Article 9 requires financial entities to have in place mechanisms to promptly detect anomalous activities. Correlated control failure — where multiple governance controls degrade simultaneously due to a shared dependency — is an anomalous activity that requires detection mechanisms. Real-time dependency health monitoring implements this detection requirement.

10. Failure Severity

Field	Value
Severity Rating	Critical
Blast Radius	Organisation-wide — a correlated failure can simultaneously disable all governance controls, leaving the entire agent fleet ungoverned

Consequence chain: Correlated control failure is a meta-failure that turns apparent defence-in-depth into a single point of failure. The immediate consequence is simultaneous degradation or loss of multiple governance controls. The operational consequence depends on the fail-safe posture: if controls fail-safe (AG-008 compliant), all dependent agents pause simultaneously, causing a total AI service outage; if controls fail-open, all dependent agents operate without governance oversight simultaneously, creating unbounded risk exposure. Both outcomes are severe — total outage has immediate business impact, and total governance loss has immediate risk exposure. The failure is particularly dangerous because it occurs precisely when the organisation most needs its governance controls: during adversarial attack, infrastructure degradation, or unusual operational conditions. The business consequences include: regulatory enforcement for inadequate operational resilience, financial losses from ungoverned agent operations, service disruption costs, and potential systemic risk if the correlated failure affects agents interacting with external markets, counterparties, or public services.

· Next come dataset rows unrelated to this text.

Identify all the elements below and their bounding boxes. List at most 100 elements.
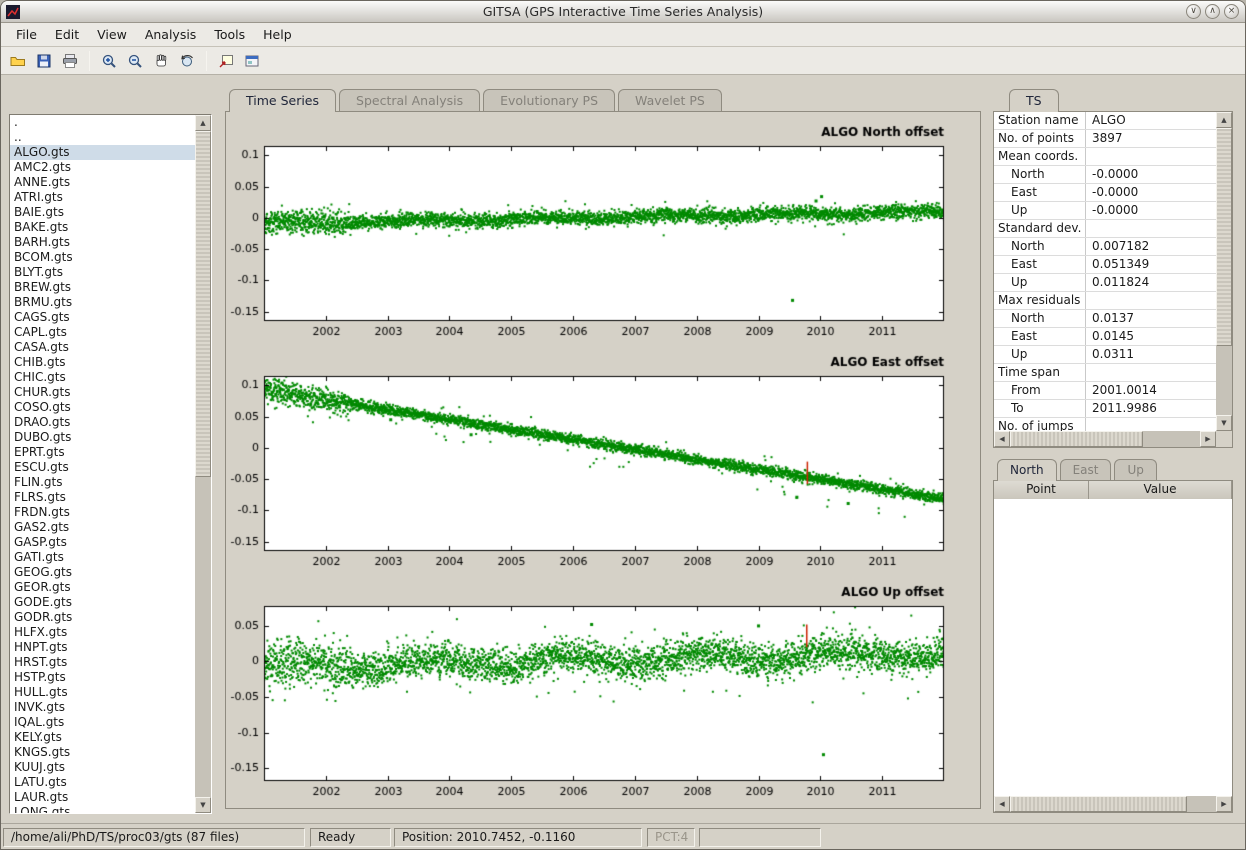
file-item[interactable]: LONG.gts <box>10 805 195 813</box>
file-item[interactable]: CHUR.gts <box>10 385 195 400</box>
file-item[interactable]: LATU.gts <box>10 775 195 790</box>
maximize-button[interactable]: ∧ <box>1205 4 1220 19</box>
menu-item-file[interactable]: File <box>7 24 46 45</box>
menu-item-analysis[interactable]: Analysis <box>136 24 206 45</box>
file-item[interactable]: BREW.gts <box>10 280 195 295</box>
file-item[interactable]: BAKE.gts <box>10 220 195 235</box>
file-item[interactable]: DRAO.gts <box>10 415 195 430</box>
file-item[interactable]: BAIE.gts <box>10 205 195 220</box>
data-cursor-button[interactable] <box>214 49 238 73</box>
scroll-up-icon[interactable]: ▲ <box>1216 112 1232 128</box>
file-item[interactable]: CAGS.gts <box>10 310 195 325</box>
file-item[interactable]: COSO.gts <box>10 400 195 415</box>
file-item[interactable]: HSTP.gts <box>10 670 195 685</box>
pan-button[interactable] <box>149 49 173 73</box>
file-item[interactable]: BARH.gts <box>10 235 195 250</box>
file-item[interactable]: .. <box>10 130 195 145</box>
scrollbar-thumb[interactable] <box>195 131 211 477</box>
file-item[interactable]: AMC2.gts <box>10 160 195 175</box>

Cross-references: AG-008 (Governance Continuity Under Failure) — ensures individual controls survive component failures; AG-154 ensures that multiple controls do not share failure modes. AG-007 (Governance Configuration Control) — changes to governance configuration can introduce or remove shared dependencies, triggering dependency map updates. AG-027 (Governance Override Resistance) — a correlated failure that disables override resistance across multiple controls creates an override vulnerability. AG-056 (Independent Validation) — validates that claimed independence between controls is actual independence. AG-153 (Control Efficacy Measurement Governance) — live challenge results provide data for identifying correlated failure patterns. AG-155 (Oversight Diversity and Heterogeneous Redundancy Governance) — prescribes the diversity measures needed to mitigate the correlated failure risks identified by AG-154.